Tuesday, March 15, 2016

DIBALIK KEHIDUPAN PARA TANTE-TANTE 09

DIBALIK KEHIDUPAN PARA TANTE-TANTE


Sumber Ilustrasi Gambar : segiempat[dot]com


*Alie Ahsan Al-Haris


Scene 09

Hari senin tiba juga. Dimana aktifitas diseluruh negara ini berjalan dengan jutaan target dan berbagai ekspetasi perkembanganya. Ada yang sukses melampaui target, tak luput pula terbuang dari persaingan bisnis.

“Selamat siang pak. Dapat aku bertemu Pak Joni wakil redaktur dikantor ini. Aku sudah buat janji dari jumat minggu lalu.” –aku bertemu pada salah seorang dibagian sumberdaya manusia kantor ini. Cukup besar, banyak lalu lalang disana-sini. Sementara ini mayoritas pegawai yang aku lihat perempuan, sibuk didepan computer masing-masing.

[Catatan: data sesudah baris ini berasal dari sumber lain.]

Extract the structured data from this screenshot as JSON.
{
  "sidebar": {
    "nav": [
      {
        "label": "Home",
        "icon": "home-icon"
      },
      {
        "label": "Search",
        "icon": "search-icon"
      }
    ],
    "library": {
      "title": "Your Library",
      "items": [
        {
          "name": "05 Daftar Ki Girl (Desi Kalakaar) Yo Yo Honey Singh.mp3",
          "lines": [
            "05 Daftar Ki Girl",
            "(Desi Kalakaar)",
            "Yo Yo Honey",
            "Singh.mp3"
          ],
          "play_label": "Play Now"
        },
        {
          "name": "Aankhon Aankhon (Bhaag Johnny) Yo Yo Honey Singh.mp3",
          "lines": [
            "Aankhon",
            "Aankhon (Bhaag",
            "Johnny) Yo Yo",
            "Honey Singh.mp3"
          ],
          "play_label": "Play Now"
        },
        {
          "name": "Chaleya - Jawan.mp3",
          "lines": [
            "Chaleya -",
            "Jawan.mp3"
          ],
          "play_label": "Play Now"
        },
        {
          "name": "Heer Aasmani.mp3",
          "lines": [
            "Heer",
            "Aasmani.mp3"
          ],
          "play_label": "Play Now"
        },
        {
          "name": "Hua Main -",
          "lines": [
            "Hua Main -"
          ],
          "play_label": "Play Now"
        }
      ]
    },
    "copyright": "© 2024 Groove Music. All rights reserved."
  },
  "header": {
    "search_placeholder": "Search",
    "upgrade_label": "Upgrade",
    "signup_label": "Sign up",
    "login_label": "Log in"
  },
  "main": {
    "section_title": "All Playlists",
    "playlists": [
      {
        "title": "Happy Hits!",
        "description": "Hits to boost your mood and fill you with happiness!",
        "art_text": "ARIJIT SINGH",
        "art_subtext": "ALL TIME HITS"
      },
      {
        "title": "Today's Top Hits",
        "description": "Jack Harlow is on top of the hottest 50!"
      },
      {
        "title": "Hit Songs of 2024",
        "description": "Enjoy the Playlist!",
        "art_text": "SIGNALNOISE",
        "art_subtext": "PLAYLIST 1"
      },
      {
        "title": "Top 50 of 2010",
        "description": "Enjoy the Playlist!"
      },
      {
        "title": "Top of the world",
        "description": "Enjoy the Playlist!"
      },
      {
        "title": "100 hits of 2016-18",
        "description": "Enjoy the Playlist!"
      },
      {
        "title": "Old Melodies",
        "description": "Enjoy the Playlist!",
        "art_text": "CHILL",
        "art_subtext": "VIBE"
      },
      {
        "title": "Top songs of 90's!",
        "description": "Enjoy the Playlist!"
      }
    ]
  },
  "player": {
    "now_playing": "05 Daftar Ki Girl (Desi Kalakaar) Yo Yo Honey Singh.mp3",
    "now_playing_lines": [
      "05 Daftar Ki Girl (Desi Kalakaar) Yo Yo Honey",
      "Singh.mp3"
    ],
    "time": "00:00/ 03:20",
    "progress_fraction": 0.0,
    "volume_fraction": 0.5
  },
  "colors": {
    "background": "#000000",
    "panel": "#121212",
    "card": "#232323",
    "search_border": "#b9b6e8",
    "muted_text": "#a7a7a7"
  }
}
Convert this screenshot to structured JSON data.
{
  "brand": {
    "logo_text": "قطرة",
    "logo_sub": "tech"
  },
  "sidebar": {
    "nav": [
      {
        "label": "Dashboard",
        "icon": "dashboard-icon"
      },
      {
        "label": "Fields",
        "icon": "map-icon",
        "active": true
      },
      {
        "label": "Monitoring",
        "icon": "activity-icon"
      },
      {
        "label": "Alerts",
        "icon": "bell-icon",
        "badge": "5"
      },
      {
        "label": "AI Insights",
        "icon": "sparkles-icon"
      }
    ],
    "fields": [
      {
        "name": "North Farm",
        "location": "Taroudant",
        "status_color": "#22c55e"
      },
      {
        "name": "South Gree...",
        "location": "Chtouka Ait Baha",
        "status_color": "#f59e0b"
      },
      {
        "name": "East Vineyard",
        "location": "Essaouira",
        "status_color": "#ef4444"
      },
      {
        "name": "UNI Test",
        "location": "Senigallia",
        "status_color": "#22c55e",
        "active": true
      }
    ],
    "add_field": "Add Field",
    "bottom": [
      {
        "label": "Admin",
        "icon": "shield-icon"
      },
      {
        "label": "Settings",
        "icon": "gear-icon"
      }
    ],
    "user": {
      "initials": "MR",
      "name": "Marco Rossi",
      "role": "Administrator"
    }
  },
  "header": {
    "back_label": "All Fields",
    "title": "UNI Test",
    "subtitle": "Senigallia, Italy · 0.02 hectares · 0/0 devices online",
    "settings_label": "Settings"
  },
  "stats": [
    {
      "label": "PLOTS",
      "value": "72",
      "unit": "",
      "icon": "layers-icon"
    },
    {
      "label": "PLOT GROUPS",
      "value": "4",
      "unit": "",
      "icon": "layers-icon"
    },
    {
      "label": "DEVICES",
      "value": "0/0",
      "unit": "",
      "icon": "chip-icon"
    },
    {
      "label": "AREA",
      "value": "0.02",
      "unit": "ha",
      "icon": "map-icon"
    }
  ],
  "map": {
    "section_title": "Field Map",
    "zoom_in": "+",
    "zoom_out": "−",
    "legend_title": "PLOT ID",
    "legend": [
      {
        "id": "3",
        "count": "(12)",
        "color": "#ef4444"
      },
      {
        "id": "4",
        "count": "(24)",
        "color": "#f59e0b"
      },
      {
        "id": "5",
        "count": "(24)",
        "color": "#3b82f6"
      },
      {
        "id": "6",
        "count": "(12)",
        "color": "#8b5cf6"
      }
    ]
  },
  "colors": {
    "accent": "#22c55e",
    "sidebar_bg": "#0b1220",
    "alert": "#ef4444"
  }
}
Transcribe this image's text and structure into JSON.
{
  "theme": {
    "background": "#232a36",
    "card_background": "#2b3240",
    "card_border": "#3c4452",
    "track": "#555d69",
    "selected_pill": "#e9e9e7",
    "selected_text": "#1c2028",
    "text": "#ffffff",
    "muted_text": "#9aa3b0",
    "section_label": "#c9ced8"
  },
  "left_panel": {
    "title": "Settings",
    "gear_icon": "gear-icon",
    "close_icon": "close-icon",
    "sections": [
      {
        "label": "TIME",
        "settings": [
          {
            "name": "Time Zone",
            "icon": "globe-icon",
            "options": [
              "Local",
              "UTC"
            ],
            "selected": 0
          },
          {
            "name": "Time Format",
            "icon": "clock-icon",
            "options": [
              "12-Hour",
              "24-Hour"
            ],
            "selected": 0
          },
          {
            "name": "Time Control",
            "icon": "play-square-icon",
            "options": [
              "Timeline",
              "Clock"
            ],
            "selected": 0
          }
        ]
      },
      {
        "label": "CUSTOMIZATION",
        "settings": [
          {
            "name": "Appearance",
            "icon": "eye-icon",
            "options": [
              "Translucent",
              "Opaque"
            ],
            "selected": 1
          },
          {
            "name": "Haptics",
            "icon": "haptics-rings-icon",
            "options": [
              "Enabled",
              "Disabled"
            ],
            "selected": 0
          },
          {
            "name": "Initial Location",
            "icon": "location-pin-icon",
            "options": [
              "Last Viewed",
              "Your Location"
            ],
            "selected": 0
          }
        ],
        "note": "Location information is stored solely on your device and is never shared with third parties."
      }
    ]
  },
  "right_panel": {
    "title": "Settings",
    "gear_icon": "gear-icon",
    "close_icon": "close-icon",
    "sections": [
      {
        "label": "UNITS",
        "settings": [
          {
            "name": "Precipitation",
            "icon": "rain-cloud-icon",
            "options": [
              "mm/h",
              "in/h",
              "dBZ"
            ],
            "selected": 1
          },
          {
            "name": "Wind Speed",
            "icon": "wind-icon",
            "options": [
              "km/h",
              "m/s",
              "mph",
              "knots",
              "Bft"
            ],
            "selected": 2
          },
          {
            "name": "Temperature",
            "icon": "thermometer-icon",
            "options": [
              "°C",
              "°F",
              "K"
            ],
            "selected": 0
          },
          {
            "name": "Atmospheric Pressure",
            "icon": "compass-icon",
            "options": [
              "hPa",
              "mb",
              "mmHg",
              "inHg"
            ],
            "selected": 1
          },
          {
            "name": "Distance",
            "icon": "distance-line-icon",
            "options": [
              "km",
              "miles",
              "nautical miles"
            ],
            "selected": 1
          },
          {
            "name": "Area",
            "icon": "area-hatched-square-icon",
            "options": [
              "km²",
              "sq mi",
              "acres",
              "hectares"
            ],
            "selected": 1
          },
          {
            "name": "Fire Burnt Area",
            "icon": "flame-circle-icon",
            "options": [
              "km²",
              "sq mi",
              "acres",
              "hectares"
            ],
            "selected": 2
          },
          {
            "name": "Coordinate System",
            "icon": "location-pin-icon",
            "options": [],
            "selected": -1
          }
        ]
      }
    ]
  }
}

Joni mengahampiriku. Kita berdua langsung bergegas masuk rungan yang agak besar disamping tempatku duduk. Aku mengira ini adalah ruangan kepala bagian SDM. Benar fikirku. Joni panjang lebar menjelaskan segudang pengalamanya pada orang yang menetukan aku akan diterima tidaknya dalam kantor ini.

“Dia ini teman baiku semenjak mahasiswa. Takan rugi jika Apa Kabar Surabaya merekrutnya. Mungkin tiga bulan ini kita berinya job untuk meliput politik di Surabaya yang memang akhir-akhir ini marak karena menjelang pilkada.” –Joni berusaha meyakinkan dengan sepenuh hati. Salut sekali aku pada temanku ini, dia memang serius ingin membantuku.

Lembar perjanjian kontrak aku tanda tangani untuk kerja sampai tiga bulan kedepan. Dengan gaji satu juta lima ratus aku terima saja tanpa perlawanan. Kalau aku bandingkan dengan gaji semasa aku jadi kepala ruangan jauh beda memang. Tak apalah.

Satu hari kerja aku ditargetkan oleh kantor untuk dapat tiga konten berita. Aku rasai hal ini tak terlalu berat bagiku. Pengalamanku dulu masih membekas diluar kepala bagimana harus mencari berita yang marketeble di calon pembaca maupun untuk mengangkat perusahaan ini.

Sabtu  aku pulang ke Gresik untuk sekedar menengok rumah dan mampir ke Rosa. Kita saling bercerita bagaimana pekerjaan dikantor. Rosa merasakan tak adanya keganjilan dengan Iva. Memang Rosa rasai Iva tak mengetahui hubunganku denganya. Kalaupun tahu, bisa jadi Rosa sudah didepak tanpa hormat dari perusahaan elektronik terbesar di Indonesia tempat kita kerja.

“Kau menikmati pekerjaanmu Gas ? –Rosa menanyaiku dengan penasaran –sepertinya wajahmu tak memperlihatkan kesusahan seperti bulan lalu.”

“Sampai saat ini aku menikmatinya Ros. Aku banyak belajar dari kantor Koran itu. Dari pengalamanku dulu menjadi angggota pers mahasiswa yang secara pengalaman masih dangkal. Sekarang aku sudah belajar banyak darinya.”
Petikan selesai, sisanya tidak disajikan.